Figure 8. Balance Web requests
DB2 Version 8.2 introduced a new feature, client reroute, enhancing DB2's native client/server communication abilities. To implement this feature you will need DB2 Version 8.2 clients and servers. The essential function of DB2 V8.2's client reroute capability is to move a database connection from one sever to another. This is performed transparently to the user or application.
More information on this release of DB2 can be obtained at http://www.ibm.com/software/data/db2/udb/v82/.
Another interesting feature of DB2 is the ability to "hop" from one database server to another. The database server is usually the final destination of client connection attempts. On occasion the database administrator may wish the clients to use a different database server. Changing the clients' configuration may be either impossible or impractical. I have demonstrated how this might be handled using Balance. DB2 can accomplish a similar function by the database server pointing to an alternative hosting database server. Accomplishing this "hop" simply requires an entry in the DB2 database directory for the alternative host in place of local entry.
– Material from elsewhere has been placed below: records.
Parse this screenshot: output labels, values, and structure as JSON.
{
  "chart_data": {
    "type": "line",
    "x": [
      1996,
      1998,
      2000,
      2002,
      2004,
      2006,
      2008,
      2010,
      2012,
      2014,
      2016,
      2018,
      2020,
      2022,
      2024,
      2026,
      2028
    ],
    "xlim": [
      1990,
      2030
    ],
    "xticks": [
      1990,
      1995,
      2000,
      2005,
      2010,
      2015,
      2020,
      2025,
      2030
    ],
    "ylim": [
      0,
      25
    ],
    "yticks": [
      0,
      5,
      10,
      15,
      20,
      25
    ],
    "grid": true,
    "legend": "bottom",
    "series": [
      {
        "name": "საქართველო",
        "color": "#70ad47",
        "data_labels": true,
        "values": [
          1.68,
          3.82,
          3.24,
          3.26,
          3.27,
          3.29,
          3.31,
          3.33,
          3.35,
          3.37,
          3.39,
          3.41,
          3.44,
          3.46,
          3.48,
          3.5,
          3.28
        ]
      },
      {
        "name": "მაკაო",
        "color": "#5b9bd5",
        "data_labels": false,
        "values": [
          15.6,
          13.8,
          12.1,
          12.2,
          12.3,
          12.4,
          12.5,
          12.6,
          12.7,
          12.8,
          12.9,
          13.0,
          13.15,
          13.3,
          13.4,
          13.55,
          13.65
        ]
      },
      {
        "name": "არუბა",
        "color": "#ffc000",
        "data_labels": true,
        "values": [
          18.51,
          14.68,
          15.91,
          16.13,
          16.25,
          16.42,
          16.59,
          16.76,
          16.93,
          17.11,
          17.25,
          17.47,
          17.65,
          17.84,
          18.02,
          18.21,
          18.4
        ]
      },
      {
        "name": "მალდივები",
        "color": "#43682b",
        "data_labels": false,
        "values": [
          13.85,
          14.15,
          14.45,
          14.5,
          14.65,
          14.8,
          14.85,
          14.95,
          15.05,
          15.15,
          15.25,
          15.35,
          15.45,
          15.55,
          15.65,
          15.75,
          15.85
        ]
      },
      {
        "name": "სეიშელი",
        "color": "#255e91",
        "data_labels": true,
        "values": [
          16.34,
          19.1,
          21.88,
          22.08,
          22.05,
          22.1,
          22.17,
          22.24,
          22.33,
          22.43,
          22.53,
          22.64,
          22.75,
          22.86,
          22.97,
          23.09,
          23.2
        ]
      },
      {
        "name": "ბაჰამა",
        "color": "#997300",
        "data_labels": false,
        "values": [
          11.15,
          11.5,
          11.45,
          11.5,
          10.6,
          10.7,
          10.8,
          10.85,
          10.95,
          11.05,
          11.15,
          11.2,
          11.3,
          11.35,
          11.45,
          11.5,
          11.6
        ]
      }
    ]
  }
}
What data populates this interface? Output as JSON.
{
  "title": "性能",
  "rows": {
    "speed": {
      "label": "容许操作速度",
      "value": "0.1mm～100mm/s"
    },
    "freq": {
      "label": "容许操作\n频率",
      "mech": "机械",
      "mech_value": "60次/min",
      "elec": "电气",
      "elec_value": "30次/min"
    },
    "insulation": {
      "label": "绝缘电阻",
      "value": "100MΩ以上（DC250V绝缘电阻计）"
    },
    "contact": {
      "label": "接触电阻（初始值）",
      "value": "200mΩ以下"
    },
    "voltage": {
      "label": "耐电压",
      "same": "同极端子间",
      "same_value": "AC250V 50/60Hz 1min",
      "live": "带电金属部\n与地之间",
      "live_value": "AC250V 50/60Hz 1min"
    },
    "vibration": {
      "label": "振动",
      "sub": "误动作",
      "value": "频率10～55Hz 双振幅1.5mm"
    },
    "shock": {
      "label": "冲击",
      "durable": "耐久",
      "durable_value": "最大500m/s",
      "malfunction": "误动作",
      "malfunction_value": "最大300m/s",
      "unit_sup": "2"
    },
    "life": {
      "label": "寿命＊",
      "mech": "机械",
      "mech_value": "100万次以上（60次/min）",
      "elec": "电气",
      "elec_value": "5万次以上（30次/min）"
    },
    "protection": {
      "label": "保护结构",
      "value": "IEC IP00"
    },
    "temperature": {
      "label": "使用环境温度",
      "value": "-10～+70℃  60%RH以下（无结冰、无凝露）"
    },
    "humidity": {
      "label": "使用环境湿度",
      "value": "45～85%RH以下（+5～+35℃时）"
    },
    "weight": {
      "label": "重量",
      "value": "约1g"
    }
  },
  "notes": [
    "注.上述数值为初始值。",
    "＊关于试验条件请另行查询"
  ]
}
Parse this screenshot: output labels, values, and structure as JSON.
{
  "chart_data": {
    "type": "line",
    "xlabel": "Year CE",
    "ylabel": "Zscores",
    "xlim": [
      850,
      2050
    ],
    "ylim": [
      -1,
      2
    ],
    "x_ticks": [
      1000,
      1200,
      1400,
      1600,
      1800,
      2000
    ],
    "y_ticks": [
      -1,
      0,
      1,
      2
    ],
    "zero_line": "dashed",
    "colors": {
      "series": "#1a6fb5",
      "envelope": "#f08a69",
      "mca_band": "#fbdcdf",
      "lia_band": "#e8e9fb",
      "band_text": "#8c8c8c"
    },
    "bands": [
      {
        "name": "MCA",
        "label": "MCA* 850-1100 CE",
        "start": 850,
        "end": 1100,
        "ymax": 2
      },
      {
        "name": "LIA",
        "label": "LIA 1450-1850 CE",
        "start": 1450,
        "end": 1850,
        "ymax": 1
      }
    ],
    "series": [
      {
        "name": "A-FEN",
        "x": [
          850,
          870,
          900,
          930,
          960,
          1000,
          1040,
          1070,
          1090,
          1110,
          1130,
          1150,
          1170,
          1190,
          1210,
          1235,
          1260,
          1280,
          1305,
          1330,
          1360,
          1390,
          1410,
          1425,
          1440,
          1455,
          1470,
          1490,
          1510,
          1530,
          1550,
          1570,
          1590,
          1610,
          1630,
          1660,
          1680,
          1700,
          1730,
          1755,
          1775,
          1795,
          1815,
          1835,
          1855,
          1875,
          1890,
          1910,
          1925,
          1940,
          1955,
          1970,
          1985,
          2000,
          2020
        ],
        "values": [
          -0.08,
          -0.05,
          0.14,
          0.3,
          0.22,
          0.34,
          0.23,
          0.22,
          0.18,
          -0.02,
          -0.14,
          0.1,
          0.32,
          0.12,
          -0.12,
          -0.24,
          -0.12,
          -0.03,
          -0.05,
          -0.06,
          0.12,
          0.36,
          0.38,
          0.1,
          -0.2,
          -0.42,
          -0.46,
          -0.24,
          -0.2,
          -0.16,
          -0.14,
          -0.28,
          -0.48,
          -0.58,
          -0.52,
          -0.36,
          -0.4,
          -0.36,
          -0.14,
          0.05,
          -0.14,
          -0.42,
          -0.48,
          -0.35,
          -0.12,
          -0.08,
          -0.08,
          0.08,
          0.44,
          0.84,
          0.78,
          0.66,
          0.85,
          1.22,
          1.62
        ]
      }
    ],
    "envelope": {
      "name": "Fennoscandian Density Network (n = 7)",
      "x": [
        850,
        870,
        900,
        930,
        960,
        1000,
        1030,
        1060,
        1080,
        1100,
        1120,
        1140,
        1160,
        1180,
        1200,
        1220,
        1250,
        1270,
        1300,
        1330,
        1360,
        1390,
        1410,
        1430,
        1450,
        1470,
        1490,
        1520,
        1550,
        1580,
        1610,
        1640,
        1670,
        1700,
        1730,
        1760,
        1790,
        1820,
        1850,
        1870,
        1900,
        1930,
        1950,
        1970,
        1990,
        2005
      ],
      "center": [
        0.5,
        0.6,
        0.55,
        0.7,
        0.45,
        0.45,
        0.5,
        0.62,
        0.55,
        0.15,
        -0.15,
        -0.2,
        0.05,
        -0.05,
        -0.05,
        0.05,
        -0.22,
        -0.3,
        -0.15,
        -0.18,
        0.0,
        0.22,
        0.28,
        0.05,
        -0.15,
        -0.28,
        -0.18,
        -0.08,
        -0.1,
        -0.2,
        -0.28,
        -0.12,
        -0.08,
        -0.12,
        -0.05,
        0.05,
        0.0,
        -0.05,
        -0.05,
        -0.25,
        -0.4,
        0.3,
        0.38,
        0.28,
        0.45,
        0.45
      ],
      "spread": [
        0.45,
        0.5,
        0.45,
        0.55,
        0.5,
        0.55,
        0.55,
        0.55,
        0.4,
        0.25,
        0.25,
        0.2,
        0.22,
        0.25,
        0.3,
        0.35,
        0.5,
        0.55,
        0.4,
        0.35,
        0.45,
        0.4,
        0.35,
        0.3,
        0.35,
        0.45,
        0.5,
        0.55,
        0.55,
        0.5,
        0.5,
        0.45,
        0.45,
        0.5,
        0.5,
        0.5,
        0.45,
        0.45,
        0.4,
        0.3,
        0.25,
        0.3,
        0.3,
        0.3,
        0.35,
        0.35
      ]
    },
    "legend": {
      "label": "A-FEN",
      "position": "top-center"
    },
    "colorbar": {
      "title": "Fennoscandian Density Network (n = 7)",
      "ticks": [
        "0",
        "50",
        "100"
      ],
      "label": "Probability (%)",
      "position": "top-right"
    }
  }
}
Figure 9 shows the database directory for a database, Sample, hosted on the local machine noted by the "indirect" entry type.
Figure 9. Database directory entry for a local database
If you wanted Sample to be hosted on another server, you need the entry type to be "remote". You will need to create a TCP/IP node entry for the remote server in the node directory, uncatalog this database directory entry, and add remote database directory entry, as shown in Figures 10, 11, and 12.
Figure 10. Catalog the TCP/IP node
Figure 11. Uncatalog the local database
Figure 12. Catalog the database at the remote node
The Balance utility provides additional flexibility when developing DB2 solutions. While the use of this tool does not fit all data management scenarios, it does provide a powerful means of distributing data workload. When you evaluate the tool, don't forget to test for data synchronization and Balance availability if a high availability solution is required. You will find this to be one more open source tool that can be used to add power and flexibility to your database solution.
Monty Wright is a certified IT specialist and has been supporting the DB2 brand for 7 years. He has published several articles on DB2 distributed topics and authored the DB2 performance tuning section of the IBM Redbook Tuning IBM eServer xSeries Servers for Performance. As part of the IBM Advanced Technical Support team, he has participated in numerous customer engagements and benchmarks. His specialty areas include performance tuning, database partitioning, and high availability.